Когда Таша понимает, что так ничего не добьется, она наклоняется к моему лицу и берет меня в свой фирменный захват: зажимает мой нос между костяшками среднего и указательного пальца и закрывает мне губы большим пальцем. Она сильно защипывает нос, и мне больно.
– Я всегда знала, что ты не по девушкам, – произносит она. – Это многое объясняет…
Мама с папой превращаются к две бесформенные кучи безжизненной, беспомощной плоти. Вождь внутри меня исчезает. Я больше не радуюсь. Я возвращаюсь в реальность. Я тону прямо у себя на кухне, а людям вокруг плевать, утону я или нет. Они просто стоят и смотрят. Это домашняя расчлененка, реалити-шоу. Когда у меня кончается воздух, я впадаю в панику. Я вспоминаю, что у меня есть руки. И зубы. Так что я хватаю ее руку и впиваюсь в нее зубами. Сильно. Как вцепился бы тигр – тот самый тигр, который в восьмом классе погрыз Тома Забыл-Фамилию. Я прекращаю быть собой.

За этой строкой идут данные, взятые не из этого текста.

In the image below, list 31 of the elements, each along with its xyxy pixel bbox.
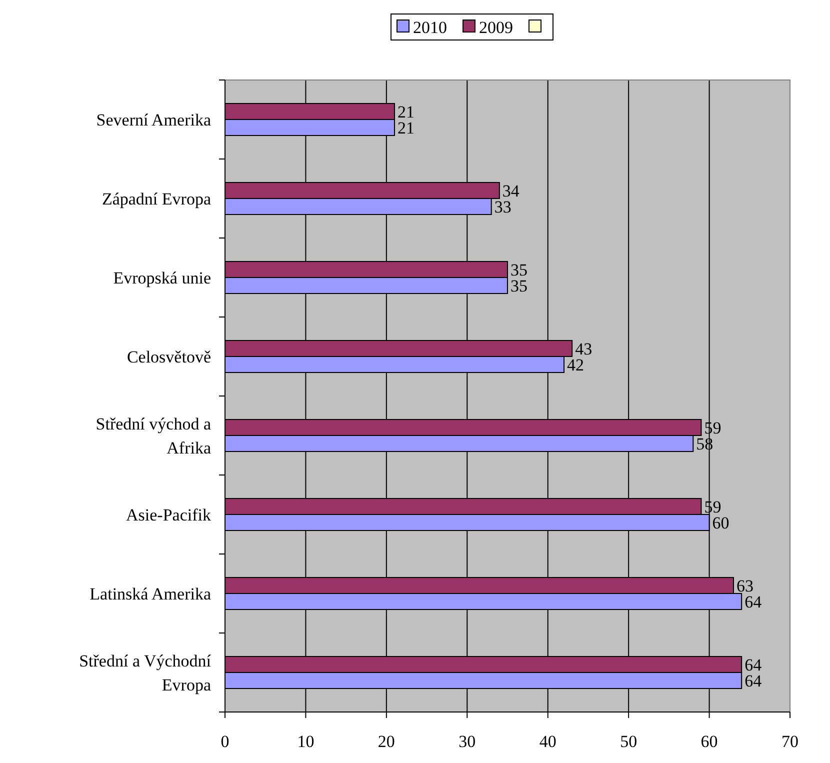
y-tick-label: Západní Evropa [102,190,212,208]
y-tick-label: Latinská Amerika [90,584,212,604]
data-label: 63 [736,576,754,596]
x-tick-label: 50 [620,732,638,751]
data-label: 21 [398,102,414,122]
y-tick-label: Asie-Pacifik [126,506,212,524]
x-tick-label: 0 [220,732,230,751]
data-label: 21 [398,118,414,138]
y-tick-label: Střední východ a Afrika [96,414,212,458]
x-tick-label: 60 [700,732,718,751]
y-tick-label: Celosvětově [126,348,211,366]
data-label: 64 [744,656,762,674]
x-tick-label: 10 [297,732,314,751]
y-tick-label: Evropská unie [113,268,211,288]
legend-label: 2009 [479,18,513,37]
x-tick-label: 30 [458,732,476,751]
data-label: 35 [510,260,528,280]
data-label: 42 [567,356,584,374]
data-label: 34 [502,182,520,200]
data-label: 64 [744,592,762,612]
data-label: 33 [494,198,512,216]
x-tick-label: 20 [378,732,395,751]
x-tick-label: 70 [782,732,798,751]
x-tick-label: 40 [539,732,556,751]
data-label: 60 [712,514,730,532]
legend-label: 2010 [413,18,447,37]
data-label: 43 [575,340,592,358]
y-tick-label: Střední a Východní Evropa [79,652,212,694]
data-label: 64 [744,672,762,690]
y-tick-label: Severní Amerika [96,110,212,130]
data-label: 35 [510,276,528,296]
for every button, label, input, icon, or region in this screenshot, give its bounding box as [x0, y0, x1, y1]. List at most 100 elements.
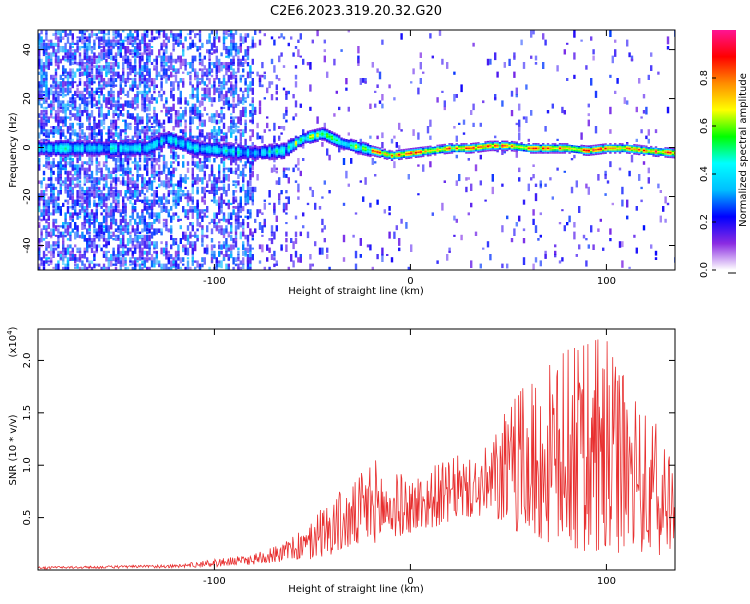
heatmap-noise-cell [117, 270, 119, 275]
heatmap-ridge-cell [179, 136, 182, 139]
heatmap-ridge-cell [124, 146, 127, 148]
heatmap-noise-cell [105, 241, 108, 247]
heatmap-noise-cell [78, 113, 82, 118]
heatmap-noise-cell [186, 161, 190, 166]
heatmap-ridge-cell [78, 140, 82, 142]
heatmap-noise-cell [357, 58, 360, 66]
heatmap-noise-cell [98, 36, 101, 42]
heatmap-noise-cell [93, 116, 96, 122]
heatmap-noise-cell [172, 87, 175, 91]
heatmap-noise-cell [354, 250, 358, 259]
heatmap-noise-cell [59, 254, 62, 260]
heatmap-ridge-cell [374, 155, 377, 157]
heatmap-ridge-cell [114, 152, 118, 154]
heatmap-ridge-cell [86, 153, 89, 156]
heatmap-noise-cell [45, 116, 48, 122]
heatmap-noise-cell [246, 234, 250, 242]
heatmap-noise-cell [148, 266, 151, 270]
heatmap-noise-cell [40, 94, 43, 101]
heatmap-noise-cell [112, 190, 115, 194]
heatmap-noise-cell [345, 78, 348, 85]
heatmap-noise-cell [153, 270, 155, 274]
heatmap-ridge-cell [110, 152, 113, 154]
heatmap-noise-cell [362, 196, 365, 202]
heatmap-ridge-cell [335, 135, 338, 137]
heatmap-noise-cell [232, 122, 235, 129]
heatmap-ridge-cell [203, 154, 206, 156]
heatmap-noise-cell [227, 106, 230, 111]
heatmap-ridge-cell [170, 142, 173, 144]
heatmap-noise-cell [376, 199, 379, 205]
heatmap-noise-cell [172, 193, 175, 196]
heatmap-noise-cell [186, 257, 190, 260]
heatmap-ridge-cell [326, 137, 329, 140]
heatmap-ridge-cell [100, 143, 103, 145]
heatmap-ridge-cell [342, 145, 346, 148]
heatmap-noise-cell [88, 180, 91, 183]
heatmap-noise-cell [220, 209, 223, 214]
heatmap-noise-cell [71, 199, 74, 203]
heatmap-noise-cell [78, 65, 82, 69]
heatmap-noise-cell [112, 103, 115, 108]
heatmap-noise-cell [249, 46, 252, 49]
heatmap-noise-cell [76, 199, 79, 205]
heatmap-noise-cell [86, 30, 89, 33]
heatmap-noise-cell [71, 113, 74, 118]
heatmap-ridge-cell [66, 143, 70, 145]
heatmap-noise-cell [131, 250, 134, 256]
heatmap-ridge-cell [256, 156, 259, 159]
heatmap-noise-cell [155, 129, 158, 135]
heatmap-noise-cell [177, 110, 180, 117]
heatmap-noise-cell [203, 209, 206, 212]
heatmap-ridge-cell [270, 146, 274, 149]
heatmap-noise-cell [184, 193, 187, 196]
heatmap-noise-cell [66, 36, 70, 44]
heatmap-ridge-cell [340, 145, 343, 147]
heatmap-noise-cell [215, 74, 218, 80]
heatmap-ridge-cell [206, 144, 209, 146]
heatmap-noise-cell [81, 62, 84, 70]
heatmap-noise-cell [102, 215, 106, 224]
heatmap-ridge-cell [114, 140, 118, 142]
heatmap-ridge-cell [350, 141, 353, 144]
heatmap-noise-cell [114, 183, 118, 187]
heatmap-noise-cell [129, 158, 132, 161]
heatmap-ridge-cell [213, 149, 216, 151]
heatmap-noise-cell [153, 151, 156, 157]
heatmap-noise-cell [95, 106, 98, 109]
heatmap-noise-cell [186, 177, 190, 180]
heatmap-noise-cell [86, 116, 89, 122]
heatmap-noise-cell [244, 87, 247, 92]
heatmap-ridge-cell [275, 156, 278, 159]
heatmap-noise-cell [105, 164, 108, 171]
heatmap-noise-cell [280, 132, 283, 135]
heatmap-noise-cell [110, 132, 113, 137]
heatmap-noise-cell [251, 103, 254, 111]
heatmap-noise-cell [170, 260, 173, 267]
heatmap-ridge-cell [362, 149, 365, 151]
heatmap-ridge-cell [316, 131, 319, 133]
heatmap-ridge-cell [124, 140, 127, 142]
heatmap-noise-cell [119, 161, 122, 168]
heatmap-noise-cell [114, 78, 118, 83]
heatmap-ridge-cell [242, 150, 245, 152]
heatmap-noise-cell [282, 113, 286, 120]
heatmap-noise-cell [54, 164, 58, 168]
heatmap-noise-cell [42, 199, 46, 206]
heatmap-ridge-cell [321, 127, 324, 129]
heatmap-noise-cell [201, 87, 204, 91]
heatmap-noise-cell [242, 231, 245, 237]
heatmap-ridge-cell [64, 147, 67, 150]
heatmap-ridge-cell [306, 141, 310, 143]
heatmap-ridge-cell [66, 149, 70, 151]
heatmap-noise-cell [45, 49, 48, 54]
heatmap-noise-cell [78, 71, 82, 77]
heatmap-noise-cell [242, 180, 245, 183]
heatmap-ridge-cell [174, 134, 178, 137]
heatmap-noise-cell [57, 30, 60, 36]
heatmap-noise-cell [234, 138, 238, 143]
heatmap-ridge-cell [239, 157, 242, 159]
heatmap-noise-cell [338, 145, 341, 153]
heatmap-noise-cell [246, 202, 250, 205]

Я вижу себя под углом обзора камеры, когда-то висевшей на стене кухни. Мои полоски великолепны. В мире нет ничего столь же оранжевого. Я вижу, как вытираю кровь Таши о мамино снежно-белое кухонное полотенце и ухожу на работу. Потом я выключаю реалити-шоу.
В Джердне я ем мороженое и несусь по шоссе со скоростью около 234 миль в час. Наверно, я пропустил пару светофоров. Я не знаю. Я могу ехать по встречной. Мне четыре года. Таша называет меня гомиком и держит мою голову под краном в ванной. Я не знаю, как водить машину, но мне нравится садиться на место водителя и играть. Мне шесть лет. Таша называет меня гомиком и закрывает мне рукой нос и рот, когда я сплю. Я обожаю кататься на блестящей машинке из супермаркета, которая ест монетки. Мне семь лет. Таша называет меня гомиком и пытается задушить подушкой с дивана в гостиной. Я катаюсь в детских гоночных машинках на сельской ярмарке. Мне почти семнадцать. Таша говорит, что я не по девочкам, и практикует на мне свой захват прямо посреди кухни на глазах у родителей. Я веду машину сквозь мокрую черную дыру и никогда не вернусь обратно.
========== Часть вторая. 18. ==========
Шоссе состоит из мороженого, мосты построены из вафельных рожков. Вместо верстовых столбов мне машут и улыбаются персонажи Уолта Диснея. Каждый кричит: «Привет, Джеральд!» Я сворачиваю на дорогу из масла и пекана. Машину трясет на каждом орехе. Я отскакиваю на заднее сиденье. Там сидит, положив руки на колени, Белоснежка:
– Джеральд, ты хороший мальчик! – произносит она. – Мы все тобой гордимся.
Белоснежка выглядывает из окна и машет рукой своим друзьям, мимо которых мы едем: Гуфи, Плуто, Микки, Дональду… Они посылают ей воздушные поцелуи.